Important Considerations

It's essential to note that these treatment options are not specific to COXPD-54 and may have varying degrees of success. Moreover, the effectiveness of these treatments can depend on individual patient factors, such as the severity of symptoms and underlying genetic mutations.

References:

[1] by AJ Kuszak · 2018 · Cited by 25 — [2] by L Zhang · 2020 · Cited by 29 — [3] by S DiMauro · 2009 · Cited by 103 — [4] by MJH Coenen · 2004 · Cited by 212

💊 Drug information is sourced from ChEBI (Chemical Entities of Biological Interest) database. Always consult with a healthcare professional before starting any medication. Click on any medication name for detailed information.

Differential Diagnosis

Combined oxidative phosphorylation deficiency 54 (COXPD54) is a severe multisystem disorder that can be challenging to diagnose due to its variable manifestations and overlapping symptoms with other conditions. Here are some key points to consider in the differential diagnosis of COXPD54:

  • Metabolic disorders: COXPD54 is characterized by metabolic decompensation, lactic acidosis, and failure to thrive [5]. These symptoms can also be seen in other metabolic disorders such as pyruvate dehydrogenase deficiency (PDD) and mitochondrial trifunctional protein deficiency (MTPD).
  • Mitochondrial encephalopathies: COXPD54 is a mitochondrial disorder that affects the brain, leading to encephalopathy [9]. Other conditions that can present with similar symptoms include MELAS syndrome, Leigh disease, and Alpers-Huttenlocher syndrome.
  • Muscle disorders: COXPD54 is associated with muscular hypotonia and hypertonia [4]. These symptoms can also be seen in other muscle disorders such as myotonic dystrophy and congenital muscular dystrophies.
  • Liver diseases: COXPD54 is characterized by liver dysfunction, including hepatomegaly and liver failure [5]. Other conditions that can present with similar symptoms include Wilson's disease, alpha-1 antitrypsin deficiency, and mitochondrial DNA depletion syndrome.

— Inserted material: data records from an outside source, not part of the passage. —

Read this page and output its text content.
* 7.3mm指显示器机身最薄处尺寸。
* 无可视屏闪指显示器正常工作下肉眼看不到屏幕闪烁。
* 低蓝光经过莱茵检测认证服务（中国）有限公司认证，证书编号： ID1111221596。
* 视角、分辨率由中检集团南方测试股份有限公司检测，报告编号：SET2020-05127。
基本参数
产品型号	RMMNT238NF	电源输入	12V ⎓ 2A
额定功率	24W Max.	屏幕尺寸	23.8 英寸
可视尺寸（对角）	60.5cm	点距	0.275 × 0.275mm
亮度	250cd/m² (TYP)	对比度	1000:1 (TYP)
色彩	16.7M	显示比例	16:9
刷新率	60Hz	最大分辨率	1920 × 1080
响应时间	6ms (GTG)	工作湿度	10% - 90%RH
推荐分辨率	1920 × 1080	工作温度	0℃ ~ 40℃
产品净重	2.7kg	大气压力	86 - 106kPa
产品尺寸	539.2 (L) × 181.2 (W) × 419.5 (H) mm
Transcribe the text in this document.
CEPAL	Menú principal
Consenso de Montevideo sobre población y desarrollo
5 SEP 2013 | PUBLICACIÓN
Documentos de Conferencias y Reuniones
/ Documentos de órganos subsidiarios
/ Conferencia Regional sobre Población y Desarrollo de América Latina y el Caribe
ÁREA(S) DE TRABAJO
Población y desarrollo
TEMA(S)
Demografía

To differentiate COXPD54 from other conditions, it is essential to consider the following:

  • Genetic testing: Genetic analysis can help confirm the diagnosis of COXPD54 by identifying mutations in the MT-ATP6 gene [2].
  • Biochemical tests: Biochemical tests such as lactate and pyruvate levels can help differentiate COXPD54 from other metabolic disorders.
  • Imaging studies: Imaging studies such as MRI and CT scans can help identify brain abnormalities associated with COXPD54.

It is essential to note that the diagnosis of COXPD54 requires a comprehensive evaluation by a multidisciplinary team of healthcare professionals, including geneticists, neurologists, and metabolic specialists.